Quel est précisément une religion, et ça doit impliquer adorer un Dieu? Aussi étrange que cela puisse paraître, la plus haute juridiction du Royaume-Uni a été étudie cette question.Un membre de l’Eglise de Scientologie, Louisa Hodkin veut se marier dans les locaux de cette organisation dans le quartier financier de Londres. Mais le registraire général de naissances, mariages et décès a refusé de reconnaître le bâtiment comme un « lieu de culte » selon les termes d’une loi 1855 qui constitue la base de noces religieuses. Les tentatives de Mme Hodkin pour renverser cette décision ont été repoussés par une cour d’appel, si le cas est actuellement examiné par la Cour suprême, avec quelques-uns des cerveaux légales Haut de Grande-Bretagne pesant sur ​​chaque côté.

C’est une question difficile pour n’importe quel groupe de juges, même si l’un d’eux, Lord Neuberger, vient d’une famille de rabbins célèbres. L’enjeu est un 40-year-old précédent , définir quand l’un des plus éminents conservateurs judiciaires de Grande-Bretagne, Lord Denning, a rejeté la demande de la Scientologie comme une religion, et donc de fournir un cadre approprié pour les mariages. Dans ce système de croyance, at-il affirmé, «il ya un stress considérable sur l’esprit de l’homme, et les adeptes de cette religion ou philosophie croire que l’esprit d’un homme est éternel et se déplace d’un corps humain à l’autre. Mais il est encore, autant que Je peux voir, l’esprit de l’homme et non pas Dieu « .

Les scientologues, pour tout ce qu’elle peut être utile, ne prétendent reconnaître un Être suprême , mais disent qu’ils n’ont pas « set dogme » concernant la Divinité.  

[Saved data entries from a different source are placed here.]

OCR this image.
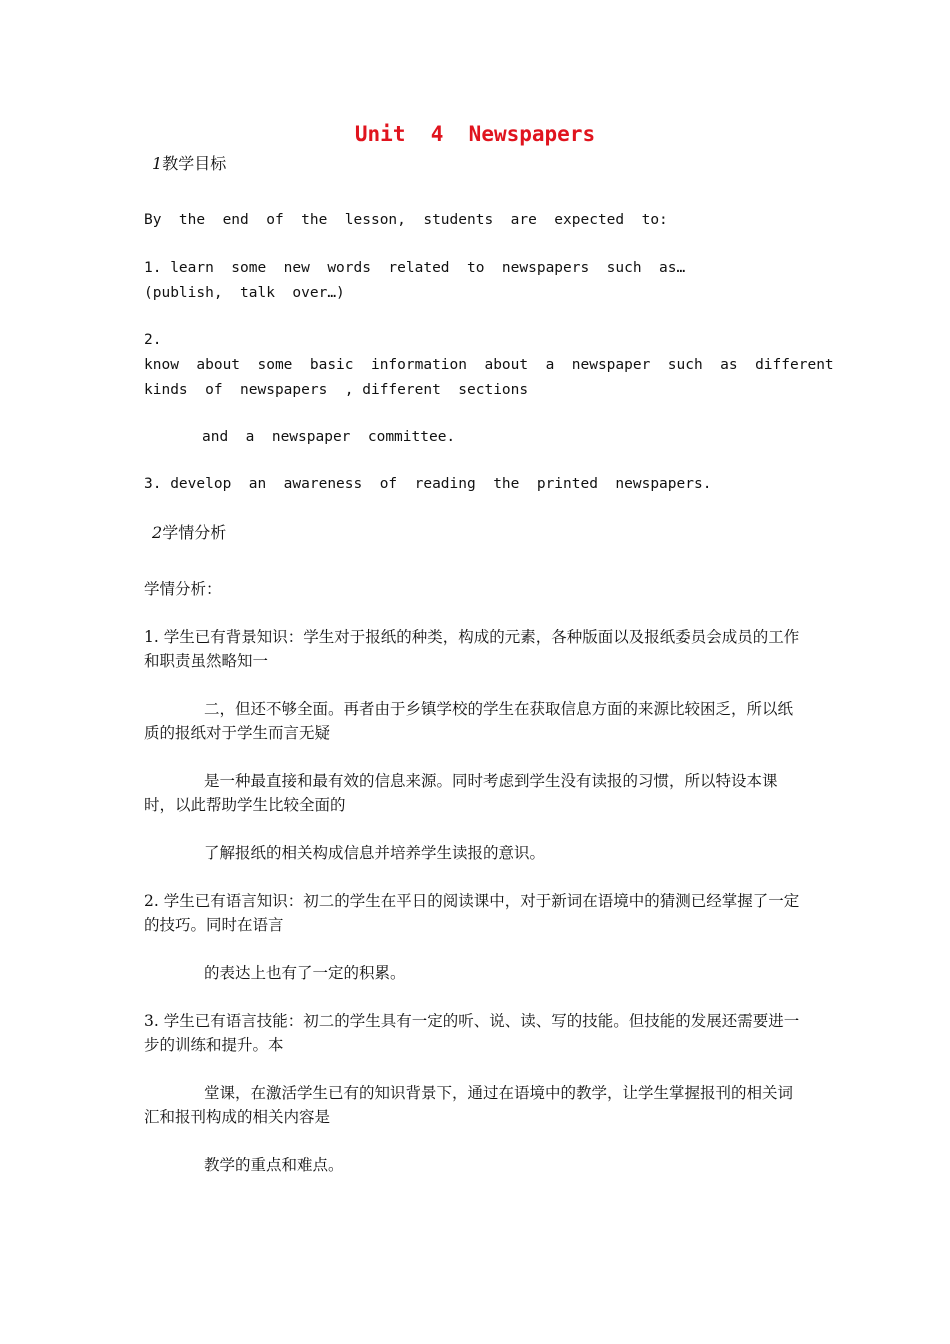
Unit  4  Newspapers
1教学目标

By  the  end  of  the  lesson,  students  are  expected  to:

1. learn  some  new  words  related  to  newspapers  such  as…

(publish,  talk  over…)

2.

know  about  some  basic  information  about  a  newspaper  such  as  different

kinds  of  newspapers  , different  sections

and  a  newspaper  committee.

3. develop  an  awareness  of  reading  the  printed  newspapers.

2学情分析

学情分析：

1. 学生已有背景知识：学生对于报纸的种类，构成的元素，各种版面以及报纸委员会成员的工作和职责虽然略知一

二，但还不够全面。再者由于乡镇学校的学生在获取信息方面的来源比较困乏，所以纸质的报纸对于学生而言无疑

是一种最直接和最有效的信息来源。同时考虑到学生没有读报的习惯，所以特设本课时，以此帮助学生比较全面的

了解报纸的相关构成信息并培养学生读报的意识。

2. 学生已有语言知识：初二的学生在平日的阅读课中，对于新词在语境中的猜测已经掌握了一定的技巧。同时在语言

的表达上也有了一定的积累。

3. 学生已有语言技能：初二的学生具有一定的听、说、读、写的技能。但技能的发展还需要进一步的训练和提升。本

堂课，在激活学生已有的知识背景下，通过在语境中的教学，让学生掌握报刊的相关词汇和报刊构成的相关内容是

教学的重点和难点。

Dans le cas actuel, Anthony Lester, un homologue libéral-démocrate et leader avocat droits de l’homme, a contesté l’argument de Lord Denning. Le bouddhisme ne croyait pas en Dieu, et pourtant elle a été acceptée comme une religion, at-il souligné. Pour les scientologues, dont les croyances et les pratiques ont été établis par le regretté américain de science-fiction L. Ron Hubbard, le cas britannique n’est que le dernier d’une série de batailles juridiques et politiques pour être reconnu comme une religion et donc gagner de l’impôt et avantages juridiques qui croyances anciennes en profiter. Le résultat de ces litiges a varié considérablement d’un pays à l’autre. En Grande-Bretagne, le mouvement n’a pas réussi à obtenir le statut d’organisme de bienfaisance, mais il ne bénéficier d’allégements fiscaux comme une organisation à but non lucratif. Internal Revenue Service des États-Unis rétabli l’exonération d’impôt de la Scientologie en 1993, après une bataille de 25 ans. Les autorités allemandes, judiciaires et administratives, ont traité avec la Scientologie scepticsm, plusieurs partis politiques ont interdit les scientologues d’y adhérer.

Pourtant, il ya quelque chose de particulier à propos de la plus haute juridiction dans un pays relativement séculier ressassant revendications métaphysiques d’une religion décrit lui-même et de son droit à solenniser le mariage. Les tribunaux américains sont généralement empêchés de se plonger dans la métaphysique par l’interdiction de premier amendement à une Église établie. Dans de nombreux pays d’Europe continentale cette question ne se poserait pas parce que le mariage civil est le seul type reconnu par l’Etat.Les gens dans ces pays peuvent bien sûr entrer quoi que les rites et les associations religieuses qu’ils souhaitent, et ces rites peuvent être plus significatif pour eux que de toute procédure civile. Mais aux yeux des autorités laïques, ce n’est que le mariage civil qui compte.

Se pourrait-il pas être une bonne idée si l’Etat britannique s’est également rendu dans cette voie? Il n’épargnera juges d’avoir à se transformer en théologiens, ce serait de protéger l’intégrité des croyances religieuses sur la nature du mariage, et cela créerait une égalité de niveau pour toutes sortes de paires de gens qui veulent passer leur vie ensemble.